Isn't far simple something like

#include <iostream>

using namespace std;

int main () {
string me=("hello and goodbye");
int i,j, index=0;
char tmp;

for (i=0; i<me.length()+1; i++) 
    if (me[i] == ' ' || me[i] == '\0') {
        for(j=i-1;j>index;j--,index++) {
            tmp = me[index];
            me[index] = me[j];
            me[j] =tmp;
        }           
        index = i+1;
    }

cout << me;
return 0;
}

?

Complexity is O(n): each word is read twice (or, better, one and a half times): once since the program finds a space or a \0, then, in the nested for, the word is reversed. index indicates the word starting char.

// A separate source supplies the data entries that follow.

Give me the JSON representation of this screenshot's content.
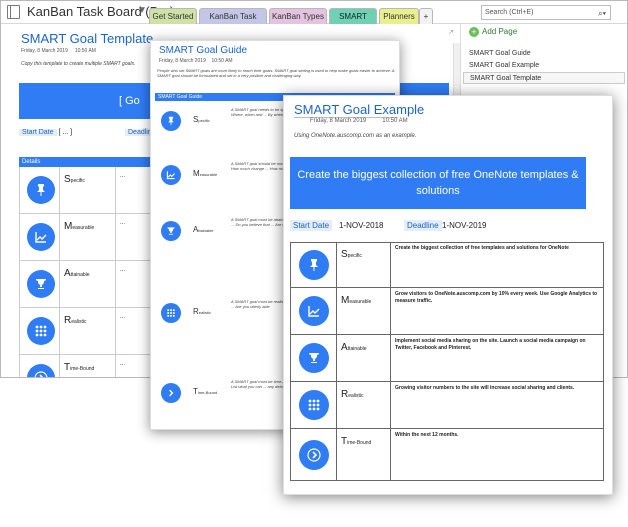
{
  "window": {
    "notebook_title": "KanBan Task Board (Pro)",
    "tabs": [
      "Get Started",
      "KanBan Task Board",
      "KanBan Types",
      "SMART Goals",
      "Planners",
      "+"
    ],
    "search_placeholder": "Search (Ctrl+E)"
  },
  "pages_panel": {
    "add_page": "Add Page",
    "pages": [
      "SMART Goal Guide",
      "SMART Goal Example",
      "SMART Goal Template"
    ]
  },
  "template_page": {
    "title": "SMART Goal Template",
    "date": "Friday, 8 March 2019",
    "time": "10:50 AM",
    "note": "Copy this template to create multiple SMART goals.",
    "banner": "[        Go",
    "start_label": "Start Date",
    "start_value": "[    ...    ]",
    "deadline_label": "Deadline",
    "details_header": "Details",
    "rows": [
      {
        "initial": "S",
        "rest": "pecific",
        "value": "..."
      },
      {
        "initial": "M",
        "rest": "easurable",
        "value": "..."
      },
      {
        "initial": "A",
        "rest": "ttainable",
        "value": "..."
      },
      {
        "initial": "R",
        "rest": "ealistic",
        "value": "..."
      },
      {
        "initial": "T",
        "rest": "ime-Bound",
        "value": "..."
      }
    ]
  },
  "guide_page": {
    "title": "SMART Goal Guide",
    "date": "Friday, 8 March 2019",
    "time": "10:50 AM",
    "intro": "People who set SMART goals are more likely to reach their goals. SMART goal setting is used to help make goals easier to achieve. A SMART goal should be formulated and set in a very positive and challenging way.",
    "header": "SMART Goal Guide",
    "rows": [
      {
        "initial": "S",
        "rest": "pecific",
        "text": "A SMART goal needs to be specific ... Exactly what do you want ... Are you doing this ... Where, when and ... By when do you want"
      },
      {
        "initial": "M",
        "rest": "easurable",
        "text": "A SMART goal should be measurable ... can determine the progress ... All what point ... How much change ... How many steps"
      },
      {
        "initial": "A",
        "rest": "ttainable",
        "text": "A SMART goal must be attainable ... be challenging and satisfying ... Do you already have ... Do you believe that ... Are the actions"
      },
      {
        "initial": "R",
        "rest": "ealistic",
        "text": "A SMART goal must be realistic ... Is this a meaningful ... Could it delay ... Are you able to ... Are you utterly able"
      },
      {
        "initial": "T",
        "rest": "ime-Bound",
        "text": "A SMART goal must be time-bound ... makes people switch to ... Set a realistic timeline ... List what you can ... any delays"
      }
    ]
  },
  "example_page": {
    "title": "SMART Goal Example",
    "date": "Friday, 8 March 2019",
    "time": "10:50 AM",
    "note": "Using OneNote.auscomp.com as an example.",
    "banner": "Create the biggest collection of free OneNote templates & solutions",
    "start_label": "Start Date",
    "start_value": "1-NOV-2018",
    "deadline_label": "Deadline",
    "deadline_value": "1-NOV-2019",
    "rows": [
      {
        "initial": "S",
        "rest": "pecific",
        "value": "Create the biggest collection of free templates and solutions for OneNote"
      },
      {
        "initial": "M",
        "rest": "easurable",
        "value": "Grow visitors to OneNote.auscomp.com by 10% every week. Use Google Analytics to measure traffic."
      },
      {
        "initial": "A",
        "rest": "ttainable",
        "value": "Implement social media sharing on the site. Launch a social media campaign on Twitter, Facebook and Pinterest."
      },
      {
        "initial": "R",
        "rest": "ealistic",
        "value": "Growing visitor numbers to the site will increase social sharing and clients."
      },
      {
        "initial": "T",
        "rest": "ime-Bound",
        "value": "Within the next 12 months."
      }
    ]
  },
  "colors": {
    "accent": "#2f7cf5",
    "title_blue": "#1b64c9",
    "tab_active": "#6fd0b2"
  }
}
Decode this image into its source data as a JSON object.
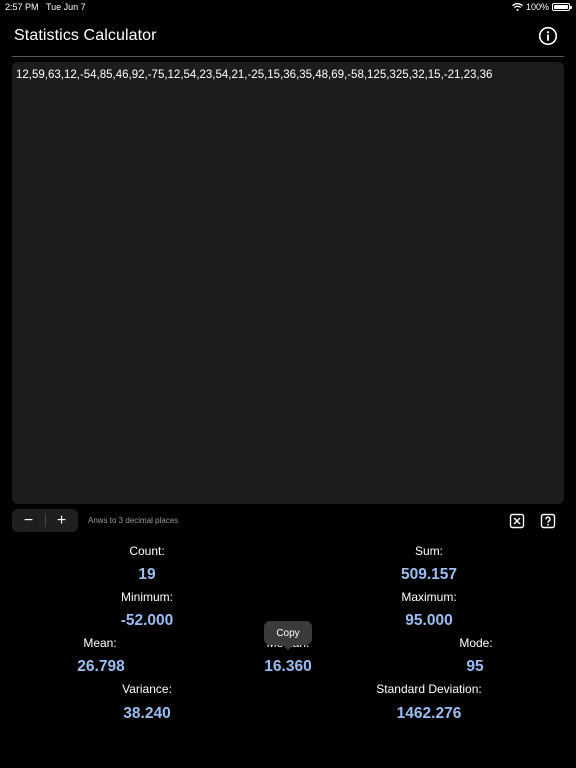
{
  "status_bar": {
    "time": "2:57 PM",
    "date": "Tue Jun 7",
    "battery": "100%",
    "battery_level": 1.0,
    "wifi_icon": "wifi-icon"
  },
  "header": {
    "title": "Statistics Calculator",
    "info_icon": "info-icon"
  },
  "input": {
    "value": "12,59,63,12,-54,85,46,92,-75,12,54,23,54,21,-25,15,36,35,48,69,-58,125,325,32,15,-21,23,36"
  },
  "controls": {
    "minus_label": "−",
    "plus_label": "+",
    "decimal_note": "Anws to 3 decimal places",
    "clear_icon": "clear-x-icon",
    "help_icon": "question-icon"
  },
  "stats": {
    "count_label": "Count:",
    "count_value": "19",
    "sum_label": "Sum:",
    "sum_value": "509.157",
    "minimum_label": "Minimum:",
    "minimum_value": "-52.000",
    "maximum_label": "Maximum:",
    "maximum_value": "95.000",
    "mean_label": "Mean:",
    "mean_value": "26.798",
    "median_label": "Median:",
    "median_value": "16.360",
    "mode_label": "Mode:",
    "mode_value": "95",
    "variance_label": "Variance:",
    "variance_value": "38.240",
    "std_label": "Standard Deviation:",
    "std_value": "1462.276"
  },
  "tooltip": {
    "label": "Copy"
  },
  "colors": {
    "background": "#000000",
    "panel": "#1c1c1e",
    "value_accent": "#9bbdf0",
    "tooltip": "#3a3a3c"
  }
}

You should be able to do this with a stack in between your input and output strings. The stack's useful to hold the current word, and it does the reversing for you, too. I'm not going to write the full code for it, but the algorithm is:

String output = ""
char Stack stack = []
while input.not_empty:
    char c = input.get_char
    if c == ' ':
        while stack.not_empty:
            output.put_char(stack.pop)
        output.put_char(c)
    else:
        stack.push(c)
while stack.not_empty:
    output.put_char(stack.pop)
return output

That'll give you O(n), and it's pretty easy to prove:

• Each character is read once (O(1))
• It's pushed onto the stack (at most) once (O(1))
• It's popped off the stack at most once (O(1))
• It's written once (O(1))

So: 4 * n * O(1), which is O(n).

Hope this helps!

PS: If this is homework, people are more likely to help you if you tag it as such.